I’ve been reading the Guardian newspaper ever since I was a teenager, and though I can no longer pop to the newsagent to pick one up, it is still my main source of news and comment. From the news articles to the various podcasts, I don’t think I could live without it. It’s the only newspaper that I know of that has a TEFL section, which should make it popular with us teachers too.
One of my favourite pages is 24 Hours in Pictures. Every day they publish a collection of around fifteen recent images. This includes pictures from current global events, as well as other notable images. It’s a great resource that can be used in a variety of ways, including as a conversation starter. Below is an example of how I used the page in an upper intermediate and above lesson about photography:
1) Begin with a general discussion about photography to gauge the level of interest and knowledge about the subject.
2) Go through the pictures and discuss them, concentrating on the technical aspects of photography rather than any issues raised. This is an opportunity to introduce some relevant vocabulary, such as composition, framing, use of light, portrait, landscape etc.
3) Then ask the students to choose their favourite image. They then explain why they chose this one in particular.
4) Ask students to imagine that they are a judge for a news photography competition. They have to give a prize to the best news photograph. What criteria would they use to decide on a winner? Hopefully they will use some of the qualities mentioned in point 2, as well other things such as capturing a moment etc.

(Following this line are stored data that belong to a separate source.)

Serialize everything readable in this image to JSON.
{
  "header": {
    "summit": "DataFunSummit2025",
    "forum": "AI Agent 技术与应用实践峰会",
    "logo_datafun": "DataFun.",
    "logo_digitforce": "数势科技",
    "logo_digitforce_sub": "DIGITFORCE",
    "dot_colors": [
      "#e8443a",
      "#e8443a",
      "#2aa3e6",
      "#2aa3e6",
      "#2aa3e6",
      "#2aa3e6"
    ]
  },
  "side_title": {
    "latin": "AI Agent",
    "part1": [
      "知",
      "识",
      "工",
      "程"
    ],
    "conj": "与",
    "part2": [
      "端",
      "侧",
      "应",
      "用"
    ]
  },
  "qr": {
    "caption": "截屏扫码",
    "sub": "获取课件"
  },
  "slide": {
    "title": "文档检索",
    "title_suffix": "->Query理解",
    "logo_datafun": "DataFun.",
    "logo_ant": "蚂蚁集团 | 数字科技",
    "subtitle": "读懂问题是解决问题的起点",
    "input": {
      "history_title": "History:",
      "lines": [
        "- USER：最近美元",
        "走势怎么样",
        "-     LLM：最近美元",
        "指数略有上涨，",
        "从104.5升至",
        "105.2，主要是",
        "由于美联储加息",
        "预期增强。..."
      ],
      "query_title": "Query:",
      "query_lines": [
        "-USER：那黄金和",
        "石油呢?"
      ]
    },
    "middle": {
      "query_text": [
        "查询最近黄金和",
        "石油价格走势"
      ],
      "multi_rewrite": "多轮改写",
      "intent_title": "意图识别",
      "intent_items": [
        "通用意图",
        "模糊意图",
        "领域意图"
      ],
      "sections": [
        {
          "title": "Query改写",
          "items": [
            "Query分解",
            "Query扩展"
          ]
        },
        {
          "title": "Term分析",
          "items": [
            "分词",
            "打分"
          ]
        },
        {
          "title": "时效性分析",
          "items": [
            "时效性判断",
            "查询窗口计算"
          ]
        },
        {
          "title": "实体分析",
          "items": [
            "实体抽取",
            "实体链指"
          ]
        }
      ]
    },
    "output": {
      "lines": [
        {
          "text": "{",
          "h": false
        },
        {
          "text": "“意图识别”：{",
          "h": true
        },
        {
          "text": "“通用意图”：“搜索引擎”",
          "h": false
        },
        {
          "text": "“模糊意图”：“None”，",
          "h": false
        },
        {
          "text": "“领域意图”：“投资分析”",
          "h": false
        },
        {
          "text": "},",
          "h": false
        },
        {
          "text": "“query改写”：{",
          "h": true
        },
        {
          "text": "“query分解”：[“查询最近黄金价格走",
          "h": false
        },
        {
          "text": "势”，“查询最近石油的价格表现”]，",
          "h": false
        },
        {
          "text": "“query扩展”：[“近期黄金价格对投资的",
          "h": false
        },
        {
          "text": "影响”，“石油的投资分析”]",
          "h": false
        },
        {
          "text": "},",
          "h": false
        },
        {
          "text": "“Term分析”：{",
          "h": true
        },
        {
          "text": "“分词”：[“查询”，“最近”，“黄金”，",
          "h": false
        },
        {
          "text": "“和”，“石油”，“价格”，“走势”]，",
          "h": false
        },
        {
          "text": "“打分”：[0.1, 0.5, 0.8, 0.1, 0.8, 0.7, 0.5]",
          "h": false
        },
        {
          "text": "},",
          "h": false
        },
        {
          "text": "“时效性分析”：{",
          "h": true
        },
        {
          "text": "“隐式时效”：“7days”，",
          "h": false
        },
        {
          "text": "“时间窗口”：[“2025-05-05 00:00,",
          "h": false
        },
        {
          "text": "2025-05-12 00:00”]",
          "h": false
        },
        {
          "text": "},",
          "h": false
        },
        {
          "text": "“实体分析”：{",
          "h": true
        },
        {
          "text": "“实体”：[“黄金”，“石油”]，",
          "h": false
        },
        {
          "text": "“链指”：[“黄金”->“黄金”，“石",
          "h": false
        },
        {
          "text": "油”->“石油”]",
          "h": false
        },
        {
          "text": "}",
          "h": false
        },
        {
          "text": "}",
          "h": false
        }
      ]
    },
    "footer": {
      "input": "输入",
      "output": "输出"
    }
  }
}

5) Show the clip from the BBC Culture Show below. I stop the clip at the 3 minutes 45 second point, but you could show more if you wish. The chances are you’ll need to play the video more than once, even if your students are very advanced, so decide how you want to structure their tasks. For my upper-intermediate student, for the first listen, I just asked her to summarise the main idea.
6) For the second listen, I asked her to listen again and note down anything the judge says she looks for in a prize winning photo.
7) The students then compare the list they made at point 4 with the judges criteria.
8) If you want to do some language work based on things that came from the video, you could do it at this point.
9) Finally, you could finish by discussing the issues raised in the photos.
Possible follow ups activities:
– Homework: Ss uploads one of their own photos to fotobabble and describes what is happening and why they like this photo so much.